Prenez garde, ne regardez pas l'iniquité; car vous avez choisi cela plutôt que l'affliction.
22 Zie, God verhoogt door Zijn kracht; wie is een Leraar, gelijk Hij?
Voici que Dieu est exalté dans sa puissance. Qui est un enseignant comme lui?
23 Wie heeft Hem gesteld over Zijn weg? Of wie heeft gezegd: Gij hebt onrecht gedaan?
Qui lui a prescrit sa voie? Ou qui peut dire: « Tu as commis l'iniquité »?
24 Gedenk, dat gij Zijn werk groot maakt, hetwelk de lieden aanschouwen.

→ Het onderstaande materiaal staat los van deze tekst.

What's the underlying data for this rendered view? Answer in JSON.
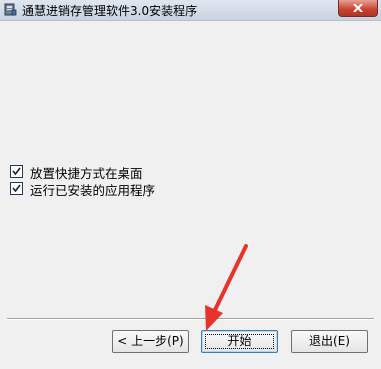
{
  "window": {
    "title": "通慧进销存管理软件3.0安装程序"
  },
  "options": [
    {
      "label": "放置快捷方式在桌面",
      "checked": true
    },
    {
      "label": "运行已安装的应用程序",
      "checked": true
    }
  ],
  "buttons": {
    "back_label": "< 上一步(P)",
    "start_label": "开始",
    "exit_label": "退出(E)"
  },
  "colors": {
    "annotation_arrow": "#e8332a",
    "close_button": "#c6412f"
  }
}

« Souviens-toi que tu magnifies son œuvre, sur laquelle les hommes ont chanté.
25 Alle mensen zien het aan; de mens schouwt het van verre.
Tous les hommes l'ont regardé. L'homme le voit de loin.
26 Zie, God is groot, en wij begrijpen het niet; er is ook geen onderzoeking van het getal Zijner jaren.
Voici, Dieu est grand, et nous ne le connaissons pas. Le nombre de ses années est insondable.
27 Want Hij trekt de druppelen der wateren op, die den regen na zijn damp uitgieten;
Car il fait monter les gouttes d'eau, qui distillent en pluie de sa vapeur,
28 Welke de wolken uitgieten, en over den mens overvloediglijk afdruipen.
que les cieux déversent et qui tombent sur l'homme en abondance.
29 Kan men ook verstaan de uitbreidingen der wolken, en de krakingen Zijner hutte?
En effet, quelqu'un peut-il comprendre la propagation des nuages et les tonnerres de son pavillon?
30 Zie, Hij breidt over hem Zijn licht uit, en de wortelen der zee bedekt Hij.
Voici qu'il répand sa lumière autour de lui. Il couvre le fond de la mer.
31 Want daardoor richt Hij de volken; Hij geeft spijze ten overvloede.
Car c'est par eux qu'il juge le peuple. Il donne de la nourriture en abondance.
32 Met handen bedekt Hij het licht, en doet aan hetzelve verbod door dengene, die tussen doorkomt.
Il couvre ses mains de la foudre, et lui ordonne de frapper la marque.
33 Daarvan verkondigt Zijn geklater, en het vee; ook van den opgaanden damp.
Son bruit parle de lui, et le bétail aussi, au sujet de la tempête qui s'annonce.